作者提出離散擴散時步（DDT）標記化方法，「學習離散的遞迴視覺標記，隨著時步增加遞迴地補償雜訊影像中逐步流失的屬性」。團隊在大規模影像-文字語料庫上訓練 DDT-LLaMA 以實現視覺-語言對齊。此方法「在多模態理解與生成方面同時達到優於其他 MLLM 的表現」，在文字轉影像生成、影像編輯與視覺語言理解方面均表現出色。文章指出團隊「正在擴大 DDT 標記器與 MLLM 的訓練規模」，並計畫釋出增強版本。本研究證明了統一多模態理解與生成的關鍵，不僅在於模型架構本身，更在於設計一種在結構上與 LLM 自迴歸本質相容的視覺標記語言。

段落功能總結全文——重申核心貢獻、成果摘要，並展望未來方向。

邏輯角色結論段呼應摘要的結構，形成完整的論證閉環。最後一句將貢獻從技術層面提升至方法論層面（「關鍵不在架構而在標記語言的設計」），為整個研究方向提供了概念性指引。

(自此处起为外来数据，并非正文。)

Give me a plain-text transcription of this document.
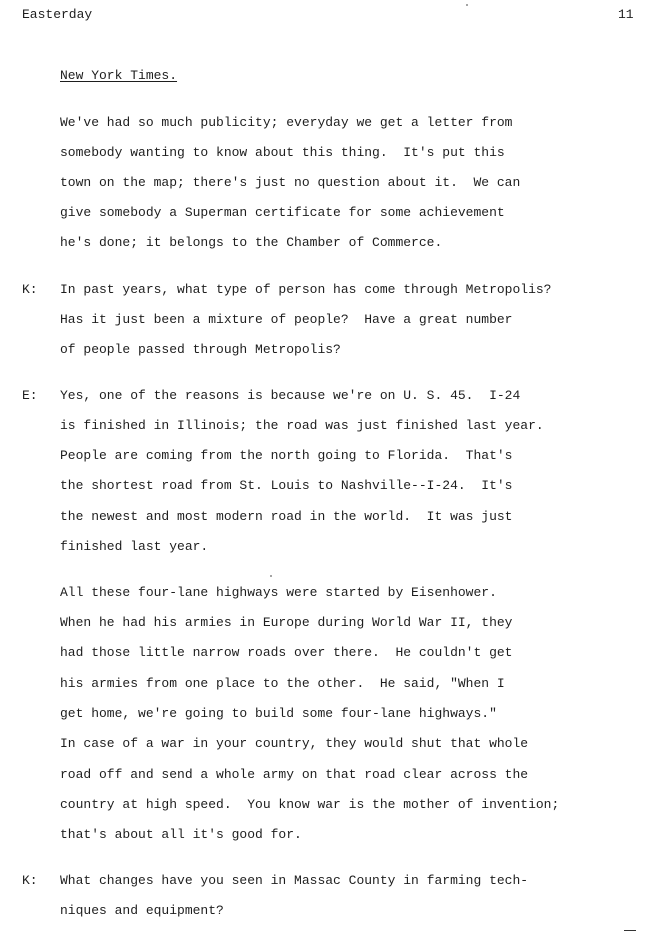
Easterday	11
New York Times.
We've had so much publicity; everyday we get a letter from
somebody wanting to know about this thing.  It's put this
town on the map; there's just no question about it.  We can
give somebody a Superman certificate for some achievement
he's done; it belongs to the Chamber of Commerce.
K: In past years, what type of person has come through Metropolis?
Has it just been a mixture of people?  Have a great number
of people passed through Metropolis?
E: Yes, one of the reasons is because we're on U. S. 45.  I-24
is finished in Illinois; the road was just finished last year.
People are coming from the north going to Florida.  That's
the shortest road from St. Louis to Nashville--I-24.  It's
the newest and most modern road in the world.  It was just
finished last year.
All these four-lane highways were started by Eisenhower.
When he had his armies in Europe during World War II, they
had those little narrow roads over there.  He couldn't get
his armies from one place to the other.  He said, "When I
get home, we're going to build some four-lane highways."
In case of a war in your country, they would shut that whole
road off and send a whole army on that road clear across the
country at high speed.  You know war is the mother of invention;
that's about all it's good for.
K: What changes have you seen in Massac County in farming tech-
niques and equipment?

論證技巧 / 潛在漏洞「正在擴大訓練規模」的聲明既是對當前限制的坦承（256x256 ImageNet），也是對未來改進空間的暗示。但結論未討論根本性的局限——例如 DDT 的「遞迴性」是否在所有視覺任務中都優於空間標記？是否存在空間標記更適合的場景（如需要精確空間定位的任務）？一篇更完整的結論應包含對方法適用邊界的反思。

論證結構總覽

問題
空間視覺標記缺乏
語言遞迴結構

→

論點
以擴散時步建構
遞迴視覺標記

→

證據
GenEval 0.66 超越 Emu3
九基準全面驗證

→

反駁
擾動分析 + 困惑度對比
證明語言相容性

→

結論
視覺標記語言設計
是統一多模態的關鍵

作者核心主張（一句話）

透過利用擴散模型時步來建構遞迴式離散視覺標記，可使大型語言模型以統一的次標記預測範式，同時在多模態理解與生成上達到最先進的表現。

論證最強處

文字困惑度的對比實驗：DDT 標記與文字標記聯合訓練後文字困惑度下降，而 VQGAN 標記則導致上升。此結果將抽象的「語言相容性」概念轉化為可量化的指標，以最直接的方式證明了 DDT 標記的類語言性質，構成全文最具說服力的實證支柱。

論證最弱處

「遞迴」概念的語言學嚴謹性：DDT 的「遞迴」更接近多尺度殘差編碼的逐步細化，而非語言學中嵌套從句式的結構遞迴。作者以「不可能的語言」這一強論斷建立全文動機，但對「遞迴」的形式化定義不夠嚴謹，使得核心論點的語言學基礎相對薄弱。此外，標記器僅在 ImageNet 256x256 上訓練的限制，使得美學品質的泛化能力尚待驗證。